Anahtar Kelimeler: İspanyol edebiyatı, Ortaçağ, Rönesans, birey, kadın.

INDIVIDUAL AND WOMAN BETWEEN MIDDLE AGES AND

RENAISSANCE IN LA CELESTINA: TRAGICOMEDY OF CALISTO Y MELIBEA

Abstract

La Celestina: Calisto and Melibea's Tragicomedy, one of the most important works of the Spanish Literature as it deals with the conflict between the medieval society and the individual, gains importance also in the face of the Renaissance. We witness the supremacy of the norms of the society over the individual, while the writer Fernando de Rojas skillfully and delicately created the characters, focusing on the individual perception of the period. At the same time, in the work that emphasizes the point of view towards the women, universal subjects are presented to the reader by being processed with the human nature and the instincts. In the work, young Calisto -who has become a slave of his passions-, Melibea –pure, naive, faithful to the traditions-, the love lived exaggeratedly between them and the elder magician Celestina –in whom we witness extreme desires and emotions- are criticized. The work with the characters being punished as a result of their inappropriate actions that cannot be accepted by the society is thus a didactic text. In the mentioned work, the individual and the woman between the Middle Ages and the Renaissance as the subject of the text will be discussed and examined.

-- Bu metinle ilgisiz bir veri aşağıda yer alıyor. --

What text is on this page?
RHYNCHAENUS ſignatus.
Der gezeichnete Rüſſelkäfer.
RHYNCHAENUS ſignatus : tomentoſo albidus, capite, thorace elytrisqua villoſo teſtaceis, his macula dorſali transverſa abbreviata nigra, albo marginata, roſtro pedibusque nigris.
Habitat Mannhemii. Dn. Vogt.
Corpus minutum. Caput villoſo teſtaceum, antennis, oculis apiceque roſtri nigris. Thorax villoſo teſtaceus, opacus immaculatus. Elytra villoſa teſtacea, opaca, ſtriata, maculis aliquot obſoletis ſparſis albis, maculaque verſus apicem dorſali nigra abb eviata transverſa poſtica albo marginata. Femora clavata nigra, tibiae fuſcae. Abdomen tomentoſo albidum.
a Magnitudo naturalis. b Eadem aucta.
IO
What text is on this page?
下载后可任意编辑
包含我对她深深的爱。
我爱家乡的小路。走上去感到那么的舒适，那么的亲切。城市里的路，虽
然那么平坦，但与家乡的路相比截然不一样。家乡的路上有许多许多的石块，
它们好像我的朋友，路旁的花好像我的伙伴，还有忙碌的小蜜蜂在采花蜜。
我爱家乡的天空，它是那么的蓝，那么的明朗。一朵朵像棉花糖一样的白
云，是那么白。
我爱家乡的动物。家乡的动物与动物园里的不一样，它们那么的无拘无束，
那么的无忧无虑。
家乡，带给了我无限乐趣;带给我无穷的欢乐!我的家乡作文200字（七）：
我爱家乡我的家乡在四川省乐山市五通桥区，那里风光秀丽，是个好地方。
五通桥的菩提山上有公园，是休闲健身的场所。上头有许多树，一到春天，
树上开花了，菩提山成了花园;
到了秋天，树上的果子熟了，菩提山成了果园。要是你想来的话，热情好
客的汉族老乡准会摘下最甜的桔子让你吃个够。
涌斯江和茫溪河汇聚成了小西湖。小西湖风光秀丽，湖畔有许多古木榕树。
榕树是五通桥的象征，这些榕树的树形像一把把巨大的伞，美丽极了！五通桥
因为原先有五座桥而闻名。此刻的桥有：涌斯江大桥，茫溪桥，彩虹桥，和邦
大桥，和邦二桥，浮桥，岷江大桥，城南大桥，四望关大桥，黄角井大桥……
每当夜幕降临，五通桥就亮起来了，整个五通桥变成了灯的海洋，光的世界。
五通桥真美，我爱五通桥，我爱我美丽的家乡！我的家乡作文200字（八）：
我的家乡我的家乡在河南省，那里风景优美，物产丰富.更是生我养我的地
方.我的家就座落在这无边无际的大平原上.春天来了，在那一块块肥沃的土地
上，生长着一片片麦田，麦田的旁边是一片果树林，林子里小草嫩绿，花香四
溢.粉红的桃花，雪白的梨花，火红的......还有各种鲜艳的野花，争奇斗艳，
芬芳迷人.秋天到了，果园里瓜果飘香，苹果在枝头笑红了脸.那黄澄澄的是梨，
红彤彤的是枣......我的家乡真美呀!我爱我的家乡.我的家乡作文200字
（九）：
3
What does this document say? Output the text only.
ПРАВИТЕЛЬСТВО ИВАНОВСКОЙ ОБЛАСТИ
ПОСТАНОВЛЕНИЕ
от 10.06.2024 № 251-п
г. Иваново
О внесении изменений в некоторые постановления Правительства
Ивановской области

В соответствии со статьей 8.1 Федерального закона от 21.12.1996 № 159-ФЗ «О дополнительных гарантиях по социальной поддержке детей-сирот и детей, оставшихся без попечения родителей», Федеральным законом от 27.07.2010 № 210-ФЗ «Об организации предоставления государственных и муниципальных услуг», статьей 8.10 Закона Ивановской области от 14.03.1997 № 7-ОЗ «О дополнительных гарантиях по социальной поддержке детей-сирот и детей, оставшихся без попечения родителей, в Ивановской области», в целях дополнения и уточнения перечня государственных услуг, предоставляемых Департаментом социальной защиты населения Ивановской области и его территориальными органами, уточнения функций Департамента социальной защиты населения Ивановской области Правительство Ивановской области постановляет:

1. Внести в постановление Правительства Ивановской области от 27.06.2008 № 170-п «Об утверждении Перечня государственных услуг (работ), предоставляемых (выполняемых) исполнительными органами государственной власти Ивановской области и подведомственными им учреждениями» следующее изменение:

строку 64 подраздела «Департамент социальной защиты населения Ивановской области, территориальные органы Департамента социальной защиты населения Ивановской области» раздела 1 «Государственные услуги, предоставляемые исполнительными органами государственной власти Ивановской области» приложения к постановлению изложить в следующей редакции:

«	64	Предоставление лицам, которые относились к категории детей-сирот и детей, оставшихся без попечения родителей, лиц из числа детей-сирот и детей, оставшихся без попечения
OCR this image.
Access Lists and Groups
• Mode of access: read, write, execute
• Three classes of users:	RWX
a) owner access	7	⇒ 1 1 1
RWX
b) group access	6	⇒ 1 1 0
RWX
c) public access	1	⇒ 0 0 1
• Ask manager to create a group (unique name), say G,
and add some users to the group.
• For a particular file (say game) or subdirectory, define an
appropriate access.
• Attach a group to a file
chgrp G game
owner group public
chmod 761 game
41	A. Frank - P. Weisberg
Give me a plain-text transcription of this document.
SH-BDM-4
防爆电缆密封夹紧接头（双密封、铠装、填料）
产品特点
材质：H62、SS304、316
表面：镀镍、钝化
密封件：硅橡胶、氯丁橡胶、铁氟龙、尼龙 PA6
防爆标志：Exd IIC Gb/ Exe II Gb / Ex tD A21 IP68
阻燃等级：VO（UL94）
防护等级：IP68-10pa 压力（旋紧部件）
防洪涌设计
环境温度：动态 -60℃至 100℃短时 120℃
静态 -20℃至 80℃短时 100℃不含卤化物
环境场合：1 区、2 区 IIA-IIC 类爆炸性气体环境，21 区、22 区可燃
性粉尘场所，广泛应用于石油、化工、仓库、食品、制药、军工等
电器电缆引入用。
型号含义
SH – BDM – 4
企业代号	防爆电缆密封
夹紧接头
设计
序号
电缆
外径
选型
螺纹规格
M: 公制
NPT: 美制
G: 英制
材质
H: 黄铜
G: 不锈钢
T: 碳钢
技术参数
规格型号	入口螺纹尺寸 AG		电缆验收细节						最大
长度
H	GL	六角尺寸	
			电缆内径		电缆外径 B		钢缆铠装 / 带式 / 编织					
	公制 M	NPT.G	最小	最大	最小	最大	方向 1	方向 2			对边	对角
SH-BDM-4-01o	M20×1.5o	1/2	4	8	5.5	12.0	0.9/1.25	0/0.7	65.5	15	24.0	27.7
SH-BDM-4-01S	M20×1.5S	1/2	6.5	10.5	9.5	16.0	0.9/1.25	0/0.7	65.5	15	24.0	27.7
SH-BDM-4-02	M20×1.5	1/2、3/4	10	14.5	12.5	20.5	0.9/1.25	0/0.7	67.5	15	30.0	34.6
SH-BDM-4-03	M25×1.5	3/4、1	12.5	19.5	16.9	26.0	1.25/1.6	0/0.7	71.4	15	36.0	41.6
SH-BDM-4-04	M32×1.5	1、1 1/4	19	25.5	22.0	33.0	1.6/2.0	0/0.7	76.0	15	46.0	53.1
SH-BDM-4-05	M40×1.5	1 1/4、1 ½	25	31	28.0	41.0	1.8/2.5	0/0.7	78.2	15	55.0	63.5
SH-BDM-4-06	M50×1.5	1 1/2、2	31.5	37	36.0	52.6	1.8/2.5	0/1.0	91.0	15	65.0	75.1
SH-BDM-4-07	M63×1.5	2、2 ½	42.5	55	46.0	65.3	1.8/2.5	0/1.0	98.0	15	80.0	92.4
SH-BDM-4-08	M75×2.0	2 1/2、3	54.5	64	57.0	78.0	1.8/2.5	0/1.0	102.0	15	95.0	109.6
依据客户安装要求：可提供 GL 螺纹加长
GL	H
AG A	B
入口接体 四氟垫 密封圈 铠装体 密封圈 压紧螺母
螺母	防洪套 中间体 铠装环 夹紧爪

Keywords: Spanish literature, Middle Ages, Renaissance, individual, woman.

(2)

GİRİŞ

Yirmi bir bölümden oluşan Celestina: Calisto ve Malibea’nın Trajikomedyası, insana ve topluma dair pek çok evrensel noktaya değinmesi sebebiyle İspanyol Edebiyatının en önemli eserlerinden biri olma özelliğini taşırken, Ortaçağ ve Rönesans dönemlerinin kesiştiği noktada bulunmasıyla ayrı bir değer taşımaktadır. Eserin ilk on altı bölümü anonimdir ve son bölüme kadar Toledo’lu yazar Fernando de Rojas tarafından tamamlanmıştır (Tekin 2015: 318). İki dönemin de etkisini taşımakta, farklı yönlerle özgün bir nitelik kazanmaktadır. Hem Ortaçağ hem de Rönesans’ın toplumsal algısını yansıtırken, aynı zamanda incelikle yaratılmış karakterler vasıtasıyla dönemlerin bireylerine ve bireysellik algısına da ışık tutar.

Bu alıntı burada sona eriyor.